Se levantó de súbito y prendió la lámpara.  Sintió que esa luz la refrescaba, calmaba sus sentimientos desbocados.  Pidió a su mente borrar esa contante amargura y proyectar otra vez el hermoso atardecer.  Con ello se fue reconfortando para recuperar la paz de espíritu que le era necesaria con el fin de comprender todo lo que abarca el hecho de existir.

No debo enfrascarme en lo que me falta, si hay tanto que disfrutar, tanto que recibir, tanto que dar.  La lástima que me he tenido, ahora la guardaré sólo para aquellas mujeres que teniendo una flor en sus brazos no supieron o no pudieron llenar sus vida.  Lo que importa es estar viva, que puedo ver, caminar, hablar, comer, reír, amar… y derramar todo ese amor que el Creador puso en mí.  ¡Qué tonta soy al fijarme sólo en lo que no me tocó!  Por eso me he perdido de tantas cosas:  cuántos amaneceres me pasaron desapercibidos, cuántas nubes  habrán desfilado sobre mi cabeza sin verlas, cuántos verlas, cuántos trinos que mis oídos no recogieron,  cuánta lluvia ha caído sin mojar mi cara, cuántas risas infantiles que no he compartido…  cuántos…  cuántas lágrimas nublaron mi corazón.  Pero,  ¡ya basta!

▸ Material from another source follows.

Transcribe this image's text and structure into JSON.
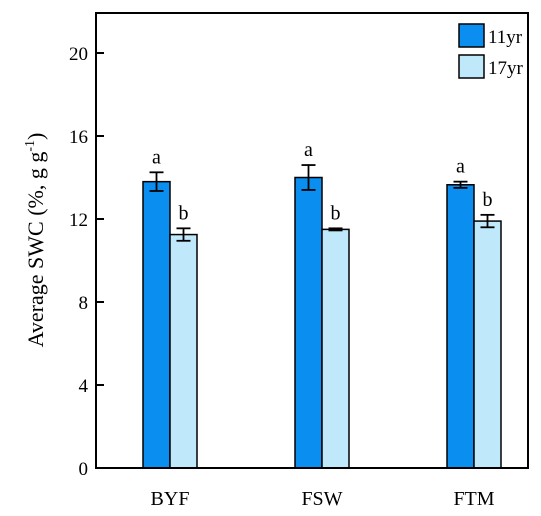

Empezó a canturrear y a danzar por la habitación.  Estaba realmente alegre, se  sentía revitalizada.  Por primera vez se percataba de la maravilla de tener un cuerpo que obedece en un instante al pensamiento.  Empezó a desvestirse para un duchazo antes de ir a la cama.  Aquel sol del atardecer había logrado un cambio asombroso en su interior, era como si la hubiera ‘iluminado’.  Esos cambios bruscos en su ánimo que la llevaron de la tristeza a la euforia, del calor al frío, del día a la noche, habían contribuido a lograr la transmutación de su esencia.  Ahora podía darse cuenta de todo lo que tenía al alcance de su mano, de sus ojos, de su corazón.

Se asomó a la ventana para respirar el aire tibio de la noche.  No había luna y las estrellas brillaban relucientes en la inmensidad del cielo.  Con serenidad levantó los brazos al cielo, estirándolos como para recibir el maná del cosmos y cerrando dulcemente sus ojos se hizo la firme promesa de vivir todo lo que la Creación entera le brindara.  Mucho más que suficiente para que cualquiera sea feliz.